Þ Peut-on faire état d’activités sans lien avec l’exercice professionnel ?

  Dans la mesure où ces activités peuvent révéler la bonne connaissance d’un milieu économique ou professionnel, on ne voit pas pourquoi on interdirait à l’avocat de faire mention d’activités étrangères à son exercice.

  Cependant les propositions du Conseil national des Barreaux vont en sens inverse.

 

Þ La question de la mention du nom des clients est à la fois récurrente et importante.

  En effet, et spécialement dans les procédures d’appel d’offres, il est souvent demandé la mention du nom des clients pour permettre à l’autorité qui attribue le marché de ne faire travailler que des cabinets expérimentés.

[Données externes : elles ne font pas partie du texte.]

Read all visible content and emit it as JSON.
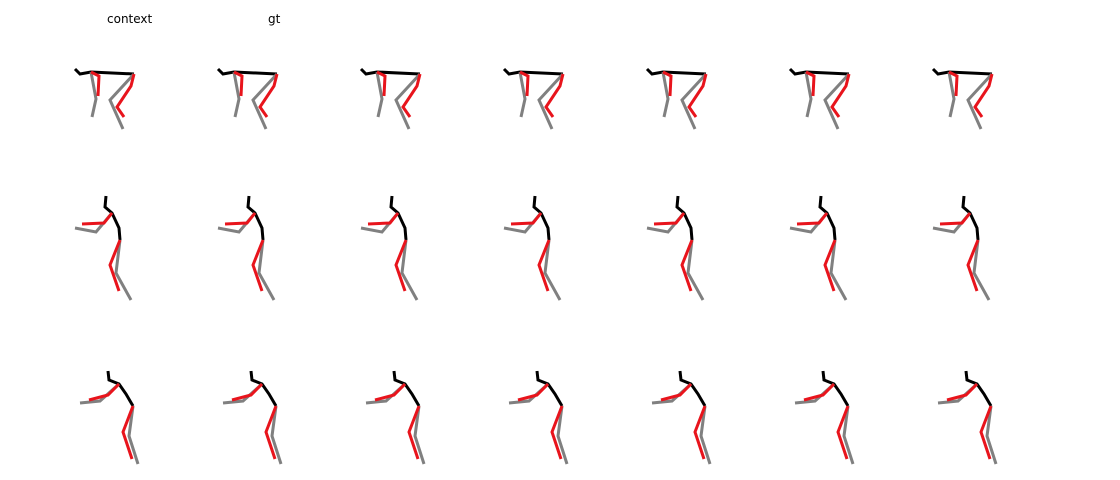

  La mention du nom des clients se heurte à la règle du secret professionnel, ainsi que l’a rappelé la Cour d’appel de Lyon dans un arrêt du 14 mars 1994 :

 

 “ Que cependant, si la notoriété d’un avocat peut constituer pour le public une information utile, l’utilité n’est pas synonyme de nécessité et il n’apparaît pas que les éléments de notoriété résultant de la divulgation de l’identité des clients habituels d’un avocat constituent pour le public une information nécessaire, c’est-à-dire sans laquelle il ne pourrait choisir le professionnel auquel il va demander conseil ou auquel il va confier sa défense.

 

Que ces divulgations risqueraient au surplus d’induire le public en erreur ; que d’une part la notoriété ne constitue pas, aujourd’hui moins qu’hier, un gage certain de qualité ; que d’autre part le client peut avoir recours à plusieurs avocats de spécialisation différente en fonction de la nature différente des litiges auxquels il doit faire face. De sorte que l’avocat d’une entreprise de transport pourrait par exemple donner l’image d’un spécialiste du droit des transports alors qu’il n’assisterait cette entreprise que dans le domaine du droit social.

 

Attendu en outre que le statut d’auxiliaire de justice qui seul justifie les prérogatives des avocats, suppose que ceux-ci jouissent par rapport à leurs clients d’une large indépendance.

 

Que l’utilisation à des fins publicitaires du nom de leurs clients habituels serait de nature à amoindrir cette indépendance dès lors que l’accord desdits clients serait indispensable

 

Attendu qu’il apparaît ainsi que les principes qui gouvernent la profession d’avocat comme les dispositions de l’article 161 précités ne permettent pas aux avocats d’utiliser un tel moyen.” 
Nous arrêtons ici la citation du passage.